It was a stressful night at the Express Building at Delhi’s Bahadur Shah Zafar Marg. There was a massive power failure just minutes before the newspaper was supposed to go for printing and some final touches were still left to be done. I, then with the 'Financial Express' (FE) in Delhi (1997), was nervous. In comes Sunil Jain, then the business editor of Indian Express, a sister publication. “Don’t lose hope, yaar. Have you ever seen any newspaper not hitting the stands due to a power failure in office?” he said with a big smile on his face. The tension just melted away, and we had a good laugh.
I was lucky to have got many opportunities to learn from his wisdom and sharp intellect, as he kept coming to the FE newsroom in the evenings just to debate and discuss the important business events of the day.

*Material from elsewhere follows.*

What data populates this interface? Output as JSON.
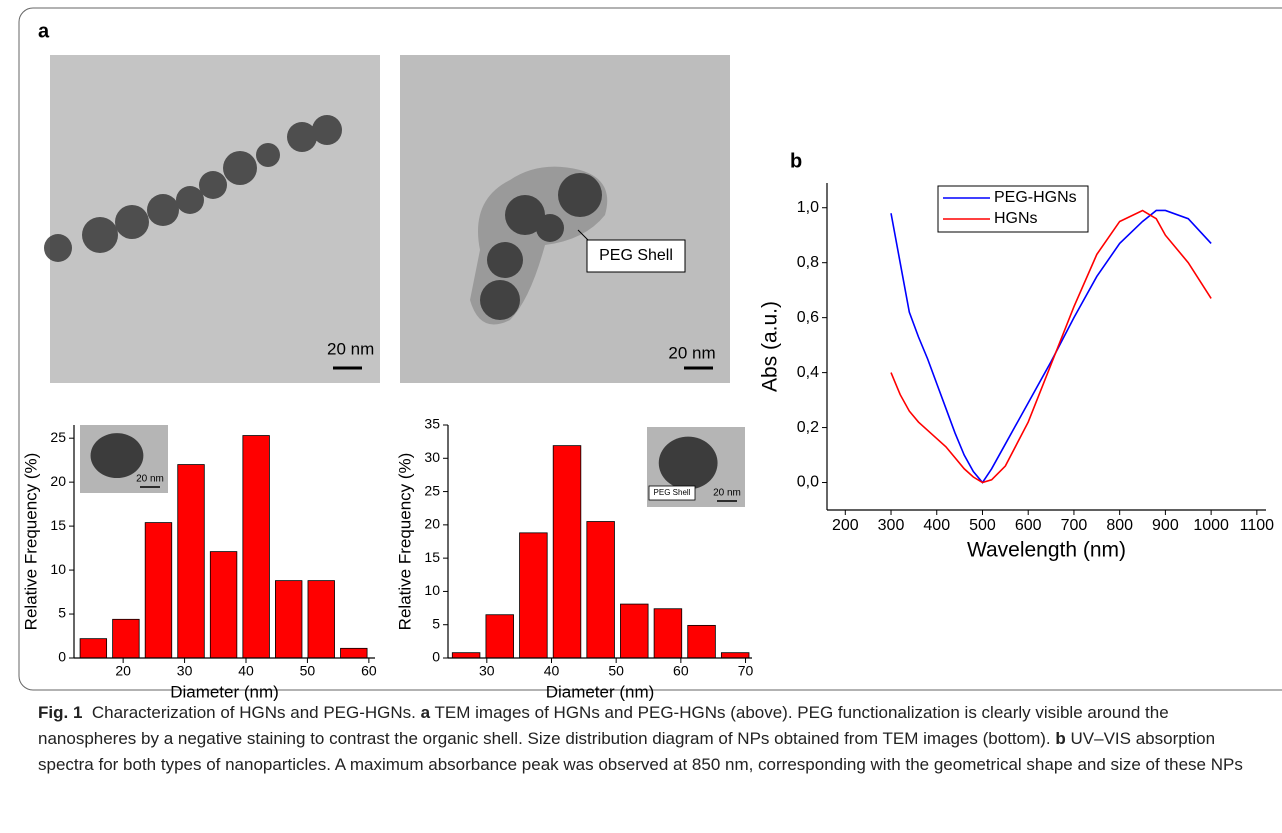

Those discussions and the subsequent ones over many years were lively as Sunil was certainly not a man of few words--either at the professional or personal level.
Just when everyone was saying that Sunil was recovering as he had been taken off the ventilator at the AIIMS emergency room, I was relieved but something in me rankled. Reason: His last tweet on May 3 this year that said, “Breathing but just that close to letting go. Can’t take it anymore. Docs have no solution either…”
When a man as optimistic and as full of life as Sunil writes this, your heart skips a beat. But as subsequent messages from some of his well-wishers kept saying that his situation was steadily improving, and he replied promptly with a namaste sign when I enquired about his health just a few days ago, that initial concern of mine seemed an over-reaction -- until Saturday evening when his close ones tweeted that he was no more.
I got an opportunity to work together with Sunil in the same organisation when he joined 'Business Standard' (BS) as the Opinion Page Editor in 2002. That Sunil was an outstanding journalist and one of the finest economic writers was evident from his weekly 'Rational Expectations' columns in BS and then in the 'Financial Express' where he was the Managing Editor. His write-ups on telecom, for example, didn’t endear him or BS to some influential people in the government and the industry at that time but they were masterpieces and helped demystify the scam.